Musisi is, of course, the executive director of Kampala Capital City Authority. Love or hate her, the creation of her office was so mired in NRM anti-opposition malice, and the office came with such a hefty pay packet (in a very poor country) that the lady has become a standard symbol of inequality and the NRM’s general meanness of spirit.
It was as if Gen Museveni’s government was saying to Kampala’s citizens: You do not want us (NRM) to rule over your city. Okay, we will not only damn your elected Lord Mayor, but also lavish your money on the clipper of his powers.
Against this frame of things, juxtaposing Musisi’s pay with the teachers’ miserable package is absolutely relevant. I believe the texter was tickling the discussants to reflect on that contrast.
True, a radio programme cannot comprehensively cover every aspect of an issue, but it can touch many, especially if the host wasted less time repeating a given point over and over again.
Through different channels, after ideological and policy considerations, a government levies and collects taxes. Then the government spends the money. Among other things, it pays salaries to its employees. This is part of the so-called national cake. How do the rulers divide this portion of the cake? How would other/alternative elites divide this portion?
This is obviously the very stuff of politics. Which brings me to the cry heard everywhere, praying people not to “politicise” the strike and the issues involved; a cry as hollow as they come.

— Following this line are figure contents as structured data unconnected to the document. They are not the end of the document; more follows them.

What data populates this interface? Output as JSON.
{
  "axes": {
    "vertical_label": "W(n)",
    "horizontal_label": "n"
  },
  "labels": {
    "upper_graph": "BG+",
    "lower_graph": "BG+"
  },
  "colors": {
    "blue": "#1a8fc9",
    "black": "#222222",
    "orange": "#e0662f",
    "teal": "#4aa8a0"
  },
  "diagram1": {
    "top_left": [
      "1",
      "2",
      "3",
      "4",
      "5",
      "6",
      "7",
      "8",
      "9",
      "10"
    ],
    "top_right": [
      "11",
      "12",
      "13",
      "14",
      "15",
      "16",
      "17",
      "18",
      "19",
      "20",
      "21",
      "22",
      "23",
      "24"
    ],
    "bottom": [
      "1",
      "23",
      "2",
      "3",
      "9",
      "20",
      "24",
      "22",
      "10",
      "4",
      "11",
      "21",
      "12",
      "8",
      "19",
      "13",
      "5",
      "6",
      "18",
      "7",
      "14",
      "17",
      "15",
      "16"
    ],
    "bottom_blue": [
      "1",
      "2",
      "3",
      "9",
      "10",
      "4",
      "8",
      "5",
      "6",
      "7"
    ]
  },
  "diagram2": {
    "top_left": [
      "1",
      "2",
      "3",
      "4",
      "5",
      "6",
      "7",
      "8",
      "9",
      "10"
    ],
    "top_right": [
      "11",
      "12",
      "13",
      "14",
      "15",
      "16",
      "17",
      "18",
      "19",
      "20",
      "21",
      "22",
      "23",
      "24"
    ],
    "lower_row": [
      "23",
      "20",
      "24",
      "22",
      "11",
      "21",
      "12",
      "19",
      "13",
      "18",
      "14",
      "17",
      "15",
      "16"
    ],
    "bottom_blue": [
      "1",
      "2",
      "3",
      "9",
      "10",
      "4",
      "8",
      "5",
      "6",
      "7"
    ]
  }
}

Part of the problem is that the NRM has too overtly degraded politics to a struggle, not of ideas, but of lies, greed, bribery and blackmail. Although it is never a perfectly clean enterprise, politics in our case has come to be almost exclusively associated with base self-interest and unbridled public immorality. As a result, many people think the first move in the pursuit of any decent cause should be to assert that it has no political dimension.
By the same token, one way of undermining a cause is to accuse its pushers of having “political” godfathers, as government officials and NRM fanatics did with the teachers’ strike.
But the arguments from the NRM side have been contradictory. For instance, after insisting that the government doesn’t have the money, many cadres reasoned that since the 20 per cent increment the government had promised the teachers translated into a mere Shs50,000 or so per month for primary school teachers, it was not worth the strike. Biblically, those who don’t have will forfeit even the little…!
Two, that the increase would trigger inflation.
Three, that the payments would be unsustainable.
But then again, that the teachers should trust the government to make good from next financial year.
Beg the question: When the government pledged these phased increments in the first place, where was the fear of inflation and the pay becoming unsustainable? Will they go away next year? Or was the government a dishonest manipulator just buying time?
It was not praiseworthy for President Museveni to challenge the teachers to look for money in the Budget that could be moved from other commitments to their cause. Such a search is not in their ambit. The tools for that job are in the machinery of the (State) Executive and Parliament.
An Executive with the humility and political will to address the problem would deploy these tools.
By contrast, a cynical ruling clique challenging the shortchanged party to look for the money is sending a signal to the relevant institutions of the State that it has no interest in making good, and they need not pay (more than cosmetic) attention to the subject. If such a matter is not political, what is?
Mr Tacca is a novelist and socio-political commentator.